CTPAR
Computes model estimates and covariances in a fitted log‑linear model.
Required Arguments
NCLVAL — Vector of length NCLVAR containing, in its i‑th element, the number of levels or categories of the i‑th classification variable. (Input)
NVEF — Vector of length NEF containing the number of classification variables associated with each effect. (Input)
INDEF — Vector of length NVEF(1) + … + NVEF(NEF) containing, in consecutive positions, the indices of the variables that are included in each effect. (Input)
The entries in INDEF are sequenced so that the first NVEF(1) elements contain the indices of the variables in effect 1, the next NVEF(2) elements of INDEF contain the indices of the variables in effect 2, etc. See Comment 4 for an example.
FIT — Vector of length NCLVAL(1) * NCLVAL(2) * … * NCLVAL(NCLVAR) containing the model estimates of the cell counts. (Input)
See Comment 3 for the ordering of the elements of FIT. To obtain a first iteration approximation to the optimal parameter values, the observed counts may be input in FIT, in which case a least‑squares model is fit. In all cases, values of zero in FIT are assumed to correspond to structural zeros in the table. See the Description section for details.
NCOEF — Number of regression coefficients in the model. (Output)
COEF — NCOEF by 4 matrix containing the estimated coefficients and associated statistics. (Output)
Col. |
Statistic |
1 |
Coefficient estimate |
2 |
Estimated standard error of the estimated coefficient |
3 |
Asymptotic normal score for testing that the coefficient is zero |
4 |
p‑value associated with the normal score in column 3 (two‑sided alternative) |
COV — NCOEF by NCOEF covariance matrix of the estimated coefficients. (Output)
Optional Arguments
NCLVAR — Number of classification variables. (Input)

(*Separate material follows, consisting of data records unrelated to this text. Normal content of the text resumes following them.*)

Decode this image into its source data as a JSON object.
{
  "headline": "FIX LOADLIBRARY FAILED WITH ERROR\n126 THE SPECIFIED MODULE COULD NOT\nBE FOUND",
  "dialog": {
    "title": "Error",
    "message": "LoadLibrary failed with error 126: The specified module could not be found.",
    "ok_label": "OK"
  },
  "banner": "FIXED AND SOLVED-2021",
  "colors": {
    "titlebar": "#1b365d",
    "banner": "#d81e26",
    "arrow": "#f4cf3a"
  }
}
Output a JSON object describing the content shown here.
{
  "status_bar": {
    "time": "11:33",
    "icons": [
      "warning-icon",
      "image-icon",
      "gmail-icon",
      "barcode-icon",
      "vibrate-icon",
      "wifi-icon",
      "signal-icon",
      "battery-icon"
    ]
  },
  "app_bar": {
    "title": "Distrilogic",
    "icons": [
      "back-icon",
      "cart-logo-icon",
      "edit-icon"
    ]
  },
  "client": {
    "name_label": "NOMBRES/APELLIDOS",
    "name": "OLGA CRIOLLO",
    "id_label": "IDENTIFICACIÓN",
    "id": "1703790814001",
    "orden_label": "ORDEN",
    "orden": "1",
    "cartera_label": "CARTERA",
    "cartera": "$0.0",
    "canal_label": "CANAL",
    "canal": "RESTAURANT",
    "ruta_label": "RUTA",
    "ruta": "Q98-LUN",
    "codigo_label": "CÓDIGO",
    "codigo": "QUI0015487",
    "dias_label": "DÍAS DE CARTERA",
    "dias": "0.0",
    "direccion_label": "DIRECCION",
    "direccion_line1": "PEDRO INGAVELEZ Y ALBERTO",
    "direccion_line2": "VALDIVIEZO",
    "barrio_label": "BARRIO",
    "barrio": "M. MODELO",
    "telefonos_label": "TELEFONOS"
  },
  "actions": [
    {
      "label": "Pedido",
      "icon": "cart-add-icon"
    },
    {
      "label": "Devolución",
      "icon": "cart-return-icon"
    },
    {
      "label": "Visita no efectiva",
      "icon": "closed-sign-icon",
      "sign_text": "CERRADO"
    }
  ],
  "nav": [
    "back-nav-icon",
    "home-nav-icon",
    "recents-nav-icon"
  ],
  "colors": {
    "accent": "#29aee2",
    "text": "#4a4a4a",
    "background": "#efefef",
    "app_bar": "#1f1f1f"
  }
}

A variable specifying a margin in the table is a classification variable. The first classification variable is named A, the second classification variable is named B, etc.
Default: NCLVAR = size (NCLVAL,1).
NEF — Number of effects in the model. (Input)
A marginal table is implied by each effect in the model. Lower‑order effects should not be included since their inclusion is automatic in the hierarchical models fit here (e.g., do not include effects A or B if effect AB is in the model).
Default: NEF = size (NVEF,1).
TOL — Tolerance used in determining linear dependence in COV. (Input)
TOL = 100.0 * AMACH(4) is a common choice. See the documentation for routine AMACH in Reference Material.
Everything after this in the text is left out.